Выбрать главу

Весьма знаменательно и то, как ученик Салютати — Леонардо Бруни объясняет, почему он счел необходимым заново перевести с греческого аристотелевскую «Политику»: «Я увидел, что книги Аристотеля, написанные на греческом языке изящнейшим стилем, по вине плохого переводчика доведены до смешной нелепости и что, помимо этого, в самих вещах, и притом в высшей степени важных, много ошибочного». Бруни сообщает о своем намерении дать людям, не знающим греческого, возможность «увидеть Аристотеля не посредством темных иносказаний и бессмыслицы… ложных переводов, а лицом к лицу и прочитать его на латыни так, как он писал на греческом»{100}.

Так постепенно (ибо на это требовалось время) вырабатывались приемы филологической критики источников. Петрарка, Бруни, Валла совершенствуют критический метод. Сам метод также был характерным для Ренессанса. Это выражалось, в частности, в том, что большое место занимали, наряду с научными, чисто эмоциональные доводы; не случайно гуманисты придавали такое значение риторике и поэзии, полагая, что они помогают формировать нравственные основы человека. Кроме того, вследствие специфического характера их мышления они апеллируют (наряду с собственными логическими построениями) как к античным авторам, так и к христианским авторитетам.

Средневековая схоластика покоилась на слепом преклонении перед авторитетом. Основной целью знания считалось проникновение в тайный смысл Священного писания. К нему составлялись комментарии и комментарии к комментариям. Философия занималась систематизацией религиозных догматов, чисто умозрительными заключениями. Уже в XIII в. наметилась тенденция к высвобождению науки из-под власти теологии. Такие ученые XIII–XIV вв., как Дунс Скот и Уильям Оккам, выйдя за рамки ортодоксальной схоластики, придерживались теории двойной истины — веры и разума, религии и науки — и стремились утвердить относительную независимость науки от богословия. В эпоху Возрождения происходит секуляризация науки. Ее начинают рассматривать не только как автономную, не подчиненную теологии и развивающуюся по собственным законам, но и как более важную для людей. Для того чтобы стала возможна разработка научных методов познания, гуманистам предстояло подорвать устои схоластики. Они ставили перед собой цель разрушить ««величественные соборы идей», великие логико-теологические системы, философию, подменяющую каждую проблему, каждое исследование проблемой теологической, организующую и укладывающую любую возможность в жесткую схему предопределенного логического порядка. Эту философию, которой в эпоху гуманизма пренебрегали как пустой и бесполезной, заменили конкретные, четкие исследования»
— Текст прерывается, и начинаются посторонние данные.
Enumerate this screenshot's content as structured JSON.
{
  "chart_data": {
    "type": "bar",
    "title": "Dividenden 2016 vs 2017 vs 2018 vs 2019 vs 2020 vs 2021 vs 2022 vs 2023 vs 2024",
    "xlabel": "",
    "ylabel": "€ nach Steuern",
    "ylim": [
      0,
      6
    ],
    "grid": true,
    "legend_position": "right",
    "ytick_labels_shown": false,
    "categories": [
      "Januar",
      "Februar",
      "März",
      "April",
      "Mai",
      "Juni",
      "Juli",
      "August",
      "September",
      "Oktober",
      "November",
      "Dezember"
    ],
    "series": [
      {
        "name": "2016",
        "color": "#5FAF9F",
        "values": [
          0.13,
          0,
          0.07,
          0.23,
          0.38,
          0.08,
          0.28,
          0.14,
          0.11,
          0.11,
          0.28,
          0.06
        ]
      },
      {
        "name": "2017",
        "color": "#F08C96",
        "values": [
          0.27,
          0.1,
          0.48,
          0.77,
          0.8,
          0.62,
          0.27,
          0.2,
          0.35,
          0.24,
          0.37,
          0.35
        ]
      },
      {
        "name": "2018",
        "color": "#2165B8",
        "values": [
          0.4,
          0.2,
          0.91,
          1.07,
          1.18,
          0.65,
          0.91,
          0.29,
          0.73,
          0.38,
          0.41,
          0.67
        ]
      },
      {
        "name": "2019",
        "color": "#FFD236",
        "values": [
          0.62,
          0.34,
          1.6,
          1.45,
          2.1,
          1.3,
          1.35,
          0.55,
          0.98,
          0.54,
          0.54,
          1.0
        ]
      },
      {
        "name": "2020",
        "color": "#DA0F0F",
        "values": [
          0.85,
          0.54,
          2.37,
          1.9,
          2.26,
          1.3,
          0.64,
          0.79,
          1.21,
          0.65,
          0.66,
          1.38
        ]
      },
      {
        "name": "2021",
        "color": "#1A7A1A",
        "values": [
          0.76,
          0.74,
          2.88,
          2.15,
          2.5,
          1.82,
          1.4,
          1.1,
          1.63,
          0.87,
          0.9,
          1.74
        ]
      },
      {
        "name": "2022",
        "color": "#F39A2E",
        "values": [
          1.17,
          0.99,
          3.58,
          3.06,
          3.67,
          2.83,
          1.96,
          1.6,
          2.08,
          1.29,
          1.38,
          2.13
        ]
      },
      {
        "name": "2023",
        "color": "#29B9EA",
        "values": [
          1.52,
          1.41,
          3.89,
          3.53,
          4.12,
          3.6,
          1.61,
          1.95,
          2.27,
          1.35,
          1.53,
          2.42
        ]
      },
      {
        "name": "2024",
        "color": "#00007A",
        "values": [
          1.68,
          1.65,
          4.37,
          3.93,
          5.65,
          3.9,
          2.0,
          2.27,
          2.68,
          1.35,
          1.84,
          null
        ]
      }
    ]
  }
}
{101}. О лишенных реального смысла спорах, бесплодном педантстве писал Петрарка. Признавая Аристотеля великим человеком, он издевался над современными ему учеными, последователями схоластизированного Аристотеля, над их «смехотворным обычаем, согласно которому можно вопрошать только о том, о чем Он говорил»{102}. «Такова болтливость диалектиков, — говорит Петрарка в «Моей тайне», — которой никогда не будет конца… Этому надменно-презрительному, попусту любопытствующему отродью хочется кинуть в лицо: «Несчастные! К чему вы вечно надрываетесь понапрасну и бессмысленными тонкостями изнуряете свой ум? К чему, забывая самые вещи, вы стареете над словами и с седеющими волосами и морщинистым лбом занимаетесь ребяческим вздором?»{103}. Петрарка называет философов Падуанского, Болонского и Парижского университетов безумной и крикливой толпой схоластов, ибо они часто лишь рабски следуют за чужим мнением. «Сколько смешного пустословия у философствующих, сколько противоречивых утверждений, сколько упрямства и наглости! Какое количество школ и какие различия между ними! Какие настоящие сражения! Сколько двусмысленности в вещах, какая путаница в словах! Как глубоки и. недоступны тайники истины!»{104} — пишет он много лет спустя.